VP Waldron said that open forums have been scheduled on campus to discuss the budget. They are hoping they will have a better idea of where they are with the legislature as the semester comes to a close. The Chancellor, President and a lot of other people are advocating with the Board of Visitors, and the BOT to get this message out to people. We will want to engage people in the various aspects of the effort that is being put forward. They are looking at FY08 and looking at contingencies to balance the budget.
Are we trying to do more than we can with the funding available? Our market share of Maine kids who come to this institution is relatively stable. We cannot downsize this University without it negatively affecting the state.
VP Waldron spoke on the issue of retirees and the unfunded obligation for costs of benefits for people who are retiring.
Discussion about the implementation plan and the downsizing aspect of the plan followed.

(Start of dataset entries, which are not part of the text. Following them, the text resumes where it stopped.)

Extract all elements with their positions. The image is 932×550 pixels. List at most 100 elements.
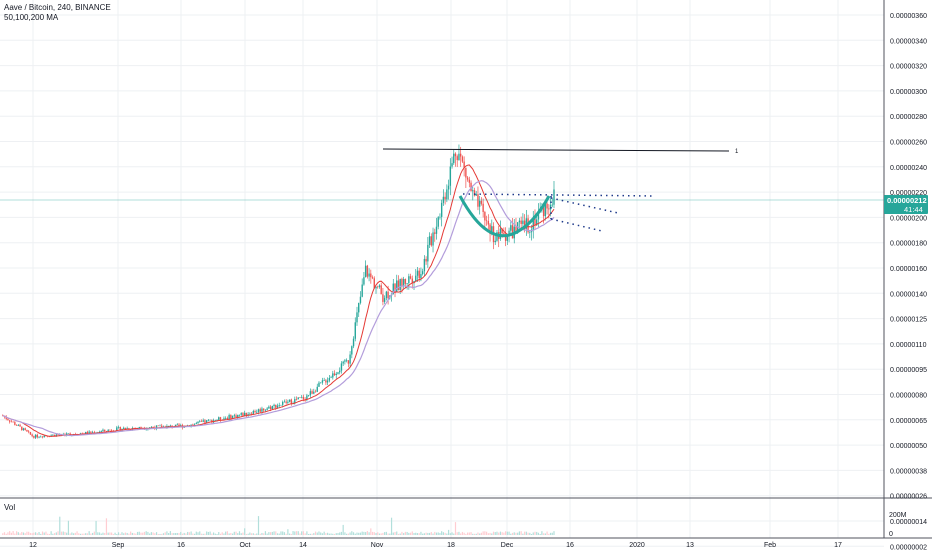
volume-bar <box>375 533 377 535</box>
horizontal-line-label: 1 <box>735 149 739 155</box>
candle-body <box>396 280 398 292</box>
volume-bar <box>356 532 358 535</box>
candle-body <box>26 429 28 432</box>
candle-body <box>309 391 312 396</box>
candle-body <box>473 190 476 196</box>
candle-body <box>193 423 196 425</box>
volume-bar <box>9 531 11 535</box>
candle-body <box>356 312 358 323</box>
candle-body <box>385 291 388 299</box>
candle-body <box>278 404 280 406</box>
volume-bar <box>449 533 451 535</box>
x-tick-label: 12 <box>29 542 37 549</box>
candle-body <box>10 421 13 423</box>
volume-bar <box>60 531 63 535</box>
volume-bar <box>292 531 294 535</box>
candle-body <box>440 202 443 217</box>
candle-body <box>192 424 194 426</box>
volume-bar <box>446 533 448 535</box>
candle-body <box>408 276 410 284</box>
candle-body <box>401 278 403 287</box>
y-tick-label: 0.00000125 <box>890 317 927 324</box>
volume-bar <box>73 533 75 535</box>
candle-body <box>256 411 258 413</box>
candle-body <box>378 285 381 287</box>
candle-body <box>102 429 104 431</box>
volume-bar <box>365 532 367 535</box>
candle-body <box>218 417 220 420</box>
candle-body <box>523 220 526 229</box>
volume-bar <box>43 532 45 535</box>
candle-body <box>230 414 232 419</box>
candle-body <box>88 431 90 434</box>
volume-bar <box>71 532 73 535</box>
volume-bar <box>332 533 334 535</box>
volume-bar <box>126 532 128 535</box>
price-badge-bg <box>884 195 928 214</box>
candle-body <box>178 424 180 426</box>
candle-body <box>311 391 313 394</box>
candle-body <box>494 240 496 243</box>
volume-bar <box>422 533 424 535</box>
volume-bar <box>225 531 227 535</box>
volume-bar <box>254 533 256 535</box>
volume-bar <box>408 532 410 535</box>
volume-bar <box>174 533 177 535</box>
volume-bar <box>119 533 121 535</box>
candle-body <box>415 275 417 282</box>
volume-bar <box>301 531 303 535</box>
candle-body <box>428 236 431 245</box>
y-axis: 0.00000360 0.00000340 0.00000320 0.00000300… <box>890 13 927 550</box>
y-tick-label: 0.00000014 <box>890 519 927 526</box>
candle-body <box>548 208 550 210</box>
volume-bar <box>176 532 178 535</box>
volume-bar <box>492 531 495 535</box>
volume-bar <box>325 533 327 535</box>
volume-bar <box>14 533 16 535</box>
candle-body <box>41 436 44 438</box>
candle-body <box>21 426 23 431</box>
volume-bar <box>311 533 313 535</box>
volume-bar <box>333 533 336 535</box>
candle-body <box>347 360 350 364</box>
volume-bar <box>219 533 222 535</box>
candle-body <box>485 220 488 222</box>
volume-bar <box>181 533 184 535</box>
candle-body <box>394 283 396 292</box>
candle-body <box>520 220 522 224</box>
volume-bar <box>460 533 462 535</box>
candle-body <box>435 226 438 234</box>
candle-body <box>269 406 272 410</box>
volume-bar <box>423 533 425 535</box>
candle-body <box>491 226 493 235</box>
volume-bar <box>313 533 315 535</box>
candle-body <box>366 265 369 277</box>
volume-bar <box>90 533 92 535</box>
candle-body <box>17 424 20 426</box>
y-tick-label: 0.00000110 <box>890 342 927 349</box>
candle-body <box>330 377 332 379</box>
candle-body <box>245 412 248 416</box>
volume-bar <box>275 531 277 535</box>
volume-bar <box>216 533 218 535</box>
candle-body <box>340 363 343 371</box>
candle-body <box>301 396 303 398</box>
candle-body <box>81 433 83 434</box>
volume-bar <box>363 531 365 535</box>
candle-body <box>387 291 389 299</box>
volume-bar <box>432 533 434 535</box>
volume-bar <box>231 533 234 535</box>
volume-bar <box>86 533 89 535</box>
candle-body <box>129 429 132 431</box>
volume-bar <box>290 533 292 535</box>
y-tick-label: 0.00000240 <box>890 165 927 172</box>
volume-bar <box>543 533 545 535</box>
candle-body <box>472 190 474 192</box>
candle-body <box>27 431 30 433</box>
indicator-label: 50,100,200 MA <box>4 13 59 22</box>
candle-body <box>503 233 505 235</box>
candle-body <box>197 421 199 424</box>
volume-bar <box>10 532 12 535</box>
candle-body <box>204 420 206 423</box>
volume-bar <box>527 532 529 535</box>
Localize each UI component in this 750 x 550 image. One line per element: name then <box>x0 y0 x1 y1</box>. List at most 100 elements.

Dr. Susan Hunter gave an update on admissions. She addressed some issues that have arisen with the implementation of PeopleSoft. The processing center located in Neville Hall processes all documentation for admissions application for all campuses. The electronic material is distributed to one or more campuses, depending on how many campuses the student is applying to. It has been a little more difficult than they had anticipated. The processing center is something like a mailroom, distributing information as they receive it. At one point the center was three weeks behind in processing applications. They are currently running about a month behind compared to last year. At times there have been 15 people working overtime on weekends in order to process this material. Ideally the processing center should be running 24 hours a day. Anything faculty can do to positively interact with prospective students will be a great help to admissions this year. They are hoping that the process will be smoother next year. The PeopleSoft software is not the issue, the initial set-up of the processing center was not perfect, staffing was not adequate, next year won’t be perfect, but it will be better than this year.
Dr. Kass encouraged faculty to use the mid-term evaluation form.
Dr. Gilbert stated that we will need a slate of candidates at our next meeting, he also will need people to serve on the Executive Committee and the other senate committees.